Dynamic analysis of planar elastic mechanisms using the dyad method

摘要

Based on graph representation of planar linkages, a new algorithm has been developed to identify the different dyads of a mechanism. A dyad, or class II group, is composed of two binary links connected by either a revolute (1) or a slider (0) pair, with provision for attachment of other links by lower pair connectors located at the end of each link. There are five types of dyad: D111, D101, D011, D001 and D010. The dyad analysis of a mechanism is predicated on the ability to construct the system from one or more of the five binary structure groups or class II groups. If the mechanism is complicated and several dyads are involved, the task of identifying these dyads, by inspection, can be difficult and time consuming for the user. This algorithm allows complete automation of this task. It is based on Dijkstra's algorithm for finding the shortest path in a graph. When compared with algorithmic methods, such as the Newton-Raphson method, the dyad method proved to be a very efficient one and requires as little as one-tenth of the time needed by the method using the Newton-Raphson algorithm.The second part of this work presents an extension of the dyad method to non-rigid or elastic mechanisms. Here also, this method is predicated on the ability to subdivide the elastic mechanism into elastic dyads.
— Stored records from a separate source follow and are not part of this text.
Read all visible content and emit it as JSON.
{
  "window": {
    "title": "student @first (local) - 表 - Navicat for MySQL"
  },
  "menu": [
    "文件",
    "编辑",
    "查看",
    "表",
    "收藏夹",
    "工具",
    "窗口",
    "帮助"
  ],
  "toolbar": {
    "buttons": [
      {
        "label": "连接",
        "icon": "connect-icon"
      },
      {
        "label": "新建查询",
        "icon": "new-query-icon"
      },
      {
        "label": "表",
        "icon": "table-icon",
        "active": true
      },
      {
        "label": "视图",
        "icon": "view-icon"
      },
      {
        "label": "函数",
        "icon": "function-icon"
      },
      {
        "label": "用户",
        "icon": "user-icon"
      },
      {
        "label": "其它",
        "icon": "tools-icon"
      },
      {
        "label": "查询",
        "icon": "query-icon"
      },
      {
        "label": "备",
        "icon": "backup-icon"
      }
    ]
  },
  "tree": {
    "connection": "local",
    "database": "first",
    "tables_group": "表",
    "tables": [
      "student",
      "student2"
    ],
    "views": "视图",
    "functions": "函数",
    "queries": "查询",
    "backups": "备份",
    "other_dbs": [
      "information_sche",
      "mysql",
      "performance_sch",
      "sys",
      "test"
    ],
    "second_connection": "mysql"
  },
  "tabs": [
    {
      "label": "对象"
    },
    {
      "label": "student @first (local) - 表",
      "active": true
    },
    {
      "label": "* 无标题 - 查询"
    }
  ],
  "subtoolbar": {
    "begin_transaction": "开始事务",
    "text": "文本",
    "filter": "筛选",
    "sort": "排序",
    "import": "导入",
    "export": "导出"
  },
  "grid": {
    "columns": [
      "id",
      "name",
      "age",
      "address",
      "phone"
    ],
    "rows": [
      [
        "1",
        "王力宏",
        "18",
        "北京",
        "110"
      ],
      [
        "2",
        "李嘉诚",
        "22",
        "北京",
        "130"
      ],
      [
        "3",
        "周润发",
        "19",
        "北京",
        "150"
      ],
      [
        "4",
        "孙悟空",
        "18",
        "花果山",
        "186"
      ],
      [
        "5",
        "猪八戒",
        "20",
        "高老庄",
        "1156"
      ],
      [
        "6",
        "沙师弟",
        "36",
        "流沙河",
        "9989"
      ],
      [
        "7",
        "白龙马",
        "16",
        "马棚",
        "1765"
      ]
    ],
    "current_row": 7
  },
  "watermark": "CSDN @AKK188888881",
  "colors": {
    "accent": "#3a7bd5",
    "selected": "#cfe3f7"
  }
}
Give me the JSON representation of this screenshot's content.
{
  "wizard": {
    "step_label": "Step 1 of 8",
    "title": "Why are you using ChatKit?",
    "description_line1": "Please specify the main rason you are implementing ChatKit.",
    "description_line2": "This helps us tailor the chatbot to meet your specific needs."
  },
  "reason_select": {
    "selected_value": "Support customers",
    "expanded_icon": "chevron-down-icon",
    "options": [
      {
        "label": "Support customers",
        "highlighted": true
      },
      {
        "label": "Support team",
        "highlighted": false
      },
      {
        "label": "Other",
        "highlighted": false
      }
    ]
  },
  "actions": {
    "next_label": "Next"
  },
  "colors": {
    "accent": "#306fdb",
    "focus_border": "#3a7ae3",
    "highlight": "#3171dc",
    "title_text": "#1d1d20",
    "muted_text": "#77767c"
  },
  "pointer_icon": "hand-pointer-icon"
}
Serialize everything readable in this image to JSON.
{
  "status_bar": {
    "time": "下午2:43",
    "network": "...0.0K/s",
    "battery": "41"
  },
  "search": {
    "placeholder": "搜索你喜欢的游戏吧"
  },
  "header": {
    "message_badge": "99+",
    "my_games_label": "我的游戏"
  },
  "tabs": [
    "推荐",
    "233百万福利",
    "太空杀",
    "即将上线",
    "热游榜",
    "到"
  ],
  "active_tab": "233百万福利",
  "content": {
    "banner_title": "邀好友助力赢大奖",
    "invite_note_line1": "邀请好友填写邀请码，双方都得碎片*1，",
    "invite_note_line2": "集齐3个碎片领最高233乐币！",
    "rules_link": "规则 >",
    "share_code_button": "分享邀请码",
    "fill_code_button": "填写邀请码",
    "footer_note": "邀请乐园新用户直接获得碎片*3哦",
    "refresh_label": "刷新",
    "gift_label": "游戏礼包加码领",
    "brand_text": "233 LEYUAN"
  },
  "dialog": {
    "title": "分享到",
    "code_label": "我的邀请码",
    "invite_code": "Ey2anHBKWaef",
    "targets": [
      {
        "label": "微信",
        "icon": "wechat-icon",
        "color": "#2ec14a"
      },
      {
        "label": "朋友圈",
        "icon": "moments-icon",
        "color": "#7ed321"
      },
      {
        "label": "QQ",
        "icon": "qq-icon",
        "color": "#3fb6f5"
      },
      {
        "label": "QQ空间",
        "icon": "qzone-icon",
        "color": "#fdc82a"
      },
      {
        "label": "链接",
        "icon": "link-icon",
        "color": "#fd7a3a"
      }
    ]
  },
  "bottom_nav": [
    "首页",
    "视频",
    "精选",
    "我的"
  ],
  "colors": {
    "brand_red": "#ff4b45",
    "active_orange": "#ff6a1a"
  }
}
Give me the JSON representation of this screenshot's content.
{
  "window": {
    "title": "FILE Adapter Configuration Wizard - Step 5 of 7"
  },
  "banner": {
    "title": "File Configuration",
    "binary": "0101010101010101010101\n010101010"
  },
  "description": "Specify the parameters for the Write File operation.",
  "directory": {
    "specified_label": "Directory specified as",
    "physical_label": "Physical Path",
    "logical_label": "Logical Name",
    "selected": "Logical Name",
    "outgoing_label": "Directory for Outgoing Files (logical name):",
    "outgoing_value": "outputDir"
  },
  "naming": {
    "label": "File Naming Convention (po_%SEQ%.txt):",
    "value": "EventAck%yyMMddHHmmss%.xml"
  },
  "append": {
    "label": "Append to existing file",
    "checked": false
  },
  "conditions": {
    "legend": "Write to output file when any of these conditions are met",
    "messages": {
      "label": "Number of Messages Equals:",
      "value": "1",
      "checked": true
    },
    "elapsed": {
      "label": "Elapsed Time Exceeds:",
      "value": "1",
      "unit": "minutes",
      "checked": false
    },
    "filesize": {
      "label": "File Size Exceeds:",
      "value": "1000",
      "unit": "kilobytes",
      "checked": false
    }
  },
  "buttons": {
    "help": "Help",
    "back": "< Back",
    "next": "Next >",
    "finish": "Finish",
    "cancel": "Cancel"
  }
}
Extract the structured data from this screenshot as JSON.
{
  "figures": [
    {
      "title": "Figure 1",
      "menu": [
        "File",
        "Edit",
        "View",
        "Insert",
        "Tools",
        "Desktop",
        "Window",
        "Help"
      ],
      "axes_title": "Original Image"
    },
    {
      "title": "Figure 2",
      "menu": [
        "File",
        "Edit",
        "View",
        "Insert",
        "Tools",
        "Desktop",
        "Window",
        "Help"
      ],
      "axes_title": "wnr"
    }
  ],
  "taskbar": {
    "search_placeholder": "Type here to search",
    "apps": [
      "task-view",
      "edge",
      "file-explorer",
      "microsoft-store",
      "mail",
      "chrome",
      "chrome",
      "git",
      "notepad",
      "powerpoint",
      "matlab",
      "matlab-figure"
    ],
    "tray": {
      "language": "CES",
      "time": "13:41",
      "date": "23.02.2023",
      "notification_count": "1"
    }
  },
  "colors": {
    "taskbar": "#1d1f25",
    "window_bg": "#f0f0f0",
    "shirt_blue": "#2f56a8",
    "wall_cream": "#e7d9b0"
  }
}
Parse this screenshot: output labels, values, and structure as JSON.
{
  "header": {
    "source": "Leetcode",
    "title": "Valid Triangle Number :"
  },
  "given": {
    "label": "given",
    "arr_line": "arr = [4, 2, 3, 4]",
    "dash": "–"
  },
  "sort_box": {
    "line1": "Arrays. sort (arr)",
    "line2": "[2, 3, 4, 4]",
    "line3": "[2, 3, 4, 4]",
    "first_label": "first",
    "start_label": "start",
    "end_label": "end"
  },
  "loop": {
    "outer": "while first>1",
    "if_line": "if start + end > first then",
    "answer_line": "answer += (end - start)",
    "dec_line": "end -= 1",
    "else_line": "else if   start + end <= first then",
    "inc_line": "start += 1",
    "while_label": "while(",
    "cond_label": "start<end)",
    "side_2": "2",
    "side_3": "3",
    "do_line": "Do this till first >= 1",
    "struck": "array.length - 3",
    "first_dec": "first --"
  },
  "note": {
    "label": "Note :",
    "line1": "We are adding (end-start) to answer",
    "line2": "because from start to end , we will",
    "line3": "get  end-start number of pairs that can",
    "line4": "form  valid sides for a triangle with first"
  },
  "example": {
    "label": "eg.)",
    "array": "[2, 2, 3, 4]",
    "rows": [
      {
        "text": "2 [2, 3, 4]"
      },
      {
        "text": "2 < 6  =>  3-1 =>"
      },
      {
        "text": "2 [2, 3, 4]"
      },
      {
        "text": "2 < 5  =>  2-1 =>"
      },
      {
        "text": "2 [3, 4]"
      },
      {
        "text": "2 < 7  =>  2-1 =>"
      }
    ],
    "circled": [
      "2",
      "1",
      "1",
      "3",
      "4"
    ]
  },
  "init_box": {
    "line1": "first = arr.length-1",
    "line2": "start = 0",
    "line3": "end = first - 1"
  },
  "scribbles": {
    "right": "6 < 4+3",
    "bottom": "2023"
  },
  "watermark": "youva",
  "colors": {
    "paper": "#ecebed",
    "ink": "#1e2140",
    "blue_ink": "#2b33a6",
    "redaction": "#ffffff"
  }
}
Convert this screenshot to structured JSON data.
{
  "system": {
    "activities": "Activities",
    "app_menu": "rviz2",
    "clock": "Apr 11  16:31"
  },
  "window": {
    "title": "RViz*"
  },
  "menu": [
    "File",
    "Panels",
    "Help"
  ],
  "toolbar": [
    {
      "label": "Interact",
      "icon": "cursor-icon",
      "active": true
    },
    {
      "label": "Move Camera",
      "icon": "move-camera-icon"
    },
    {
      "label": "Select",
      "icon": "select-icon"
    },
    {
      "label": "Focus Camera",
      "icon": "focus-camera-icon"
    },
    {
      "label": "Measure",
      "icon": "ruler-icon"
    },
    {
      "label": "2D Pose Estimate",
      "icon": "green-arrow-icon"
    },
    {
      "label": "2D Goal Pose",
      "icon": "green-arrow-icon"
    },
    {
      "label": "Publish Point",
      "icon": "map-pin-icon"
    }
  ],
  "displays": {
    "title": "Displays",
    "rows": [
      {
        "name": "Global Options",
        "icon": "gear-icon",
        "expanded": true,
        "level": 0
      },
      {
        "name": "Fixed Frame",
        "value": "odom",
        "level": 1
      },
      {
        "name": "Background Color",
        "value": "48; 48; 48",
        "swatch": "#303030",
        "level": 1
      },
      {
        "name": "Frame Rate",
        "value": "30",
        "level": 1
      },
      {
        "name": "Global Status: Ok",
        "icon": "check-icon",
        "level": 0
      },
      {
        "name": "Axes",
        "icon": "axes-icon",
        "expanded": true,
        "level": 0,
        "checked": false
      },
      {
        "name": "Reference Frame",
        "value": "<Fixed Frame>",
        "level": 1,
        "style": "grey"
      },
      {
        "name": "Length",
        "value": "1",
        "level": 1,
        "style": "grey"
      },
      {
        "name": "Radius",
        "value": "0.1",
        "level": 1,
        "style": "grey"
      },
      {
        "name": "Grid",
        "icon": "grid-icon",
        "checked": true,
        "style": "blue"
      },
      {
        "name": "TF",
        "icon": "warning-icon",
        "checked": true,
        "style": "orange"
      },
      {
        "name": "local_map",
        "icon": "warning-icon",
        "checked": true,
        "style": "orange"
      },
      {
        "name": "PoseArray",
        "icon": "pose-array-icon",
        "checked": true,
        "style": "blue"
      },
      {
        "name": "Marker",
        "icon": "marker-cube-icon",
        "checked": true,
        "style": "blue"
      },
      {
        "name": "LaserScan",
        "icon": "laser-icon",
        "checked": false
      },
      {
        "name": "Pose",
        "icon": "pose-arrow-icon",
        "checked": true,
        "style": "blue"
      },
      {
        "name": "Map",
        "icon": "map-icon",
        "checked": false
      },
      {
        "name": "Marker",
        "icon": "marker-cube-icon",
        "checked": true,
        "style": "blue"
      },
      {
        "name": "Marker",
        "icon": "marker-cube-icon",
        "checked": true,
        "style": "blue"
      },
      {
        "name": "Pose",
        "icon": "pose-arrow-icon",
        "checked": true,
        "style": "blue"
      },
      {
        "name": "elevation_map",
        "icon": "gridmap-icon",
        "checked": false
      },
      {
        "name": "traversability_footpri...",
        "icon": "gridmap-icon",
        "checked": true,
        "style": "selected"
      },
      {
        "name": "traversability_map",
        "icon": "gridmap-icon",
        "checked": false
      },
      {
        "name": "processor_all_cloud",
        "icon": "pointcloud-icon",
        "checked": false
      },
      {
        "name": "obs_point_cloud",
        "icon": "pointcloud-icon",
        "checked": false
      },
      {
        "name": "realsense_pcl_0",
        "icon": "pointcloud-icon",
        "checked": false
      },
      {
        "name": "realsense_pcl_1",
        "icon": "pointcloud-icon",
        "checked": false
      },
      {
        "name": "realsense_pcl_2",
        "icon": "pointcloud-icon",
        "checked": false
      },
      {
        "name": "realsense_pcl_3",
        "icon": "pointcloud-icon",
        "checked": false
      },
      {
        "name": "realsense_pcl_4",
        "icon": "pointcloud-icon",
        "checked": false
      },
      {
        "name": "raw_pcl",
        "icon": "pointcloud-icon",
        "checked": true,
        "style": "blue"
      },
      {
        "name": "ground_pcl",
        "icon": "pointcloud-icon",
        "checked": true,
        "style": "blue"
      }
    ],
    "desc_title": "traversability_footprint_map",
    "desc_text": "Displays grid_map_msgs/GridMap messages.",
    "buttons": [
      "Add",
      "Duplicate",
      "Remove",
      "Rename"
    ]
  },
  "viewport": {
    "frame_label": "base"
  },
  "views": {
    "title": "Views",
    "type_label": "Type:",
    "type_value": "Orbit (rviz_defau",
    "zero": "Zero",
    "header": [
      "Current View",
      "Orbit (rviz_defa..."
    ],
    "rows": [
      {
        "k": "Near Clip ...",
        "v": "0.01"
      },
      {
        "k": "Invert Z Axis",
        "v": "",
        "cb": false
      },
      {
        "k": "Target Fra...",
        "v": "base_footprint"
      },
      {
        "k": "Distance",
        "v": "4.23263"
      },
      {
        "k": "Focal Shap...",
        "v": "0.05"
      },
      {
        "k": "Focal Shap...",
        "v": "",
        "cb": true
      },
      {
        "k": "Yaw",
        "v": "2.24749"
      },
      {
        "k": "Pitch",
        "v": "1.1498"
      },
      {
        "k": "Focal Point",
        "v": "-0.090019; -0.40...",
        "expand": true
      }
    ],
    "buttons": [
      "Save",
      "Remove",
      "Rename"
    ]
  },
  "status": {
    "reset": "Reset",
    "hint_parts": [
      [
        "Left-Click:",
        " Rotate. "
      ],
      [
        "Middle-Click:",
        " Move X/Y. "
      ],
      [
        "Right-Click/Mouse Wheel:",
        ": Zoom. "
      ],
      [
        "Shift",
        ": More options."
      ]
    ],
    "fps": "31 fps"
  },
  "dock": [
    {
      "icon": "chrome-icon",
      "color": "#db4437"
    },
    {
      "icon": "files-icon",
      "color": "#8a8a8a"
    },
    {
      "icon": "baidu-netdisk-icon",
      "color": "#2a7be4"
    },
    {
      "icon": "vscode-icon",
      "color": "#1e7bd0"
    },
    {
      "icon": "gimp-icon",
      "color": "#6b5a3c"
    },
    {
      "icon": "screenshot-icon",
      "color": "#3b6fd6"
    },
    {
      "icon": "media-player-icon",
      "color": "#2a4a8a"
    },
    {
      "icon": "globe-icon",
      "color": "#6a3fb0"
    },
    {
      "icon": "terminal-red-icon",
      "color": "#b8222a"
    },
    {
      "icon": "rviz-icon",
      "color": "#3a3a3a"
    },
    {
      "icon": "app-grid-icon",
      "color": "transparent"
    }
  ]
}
The solution for each type of elastic dyad is derived and can be applied to each dyad in the mechanism. Therefore, a solution of the complete elastic mechanism is possible when the mechanism is made of dyads only. This method makes a powerful and simple tool for analysing complex elastic mechanisms. Moreover, the complexity of the model does not increase as the mechanism becomes more complex.The D111 dyad is taken as an example to demonstrate this method. A finite element (FE) analysis was made for this type of dyad, and an experimental set-up was built to validate the analysis. The dyad-FE results were in good agreement with the experimental ones.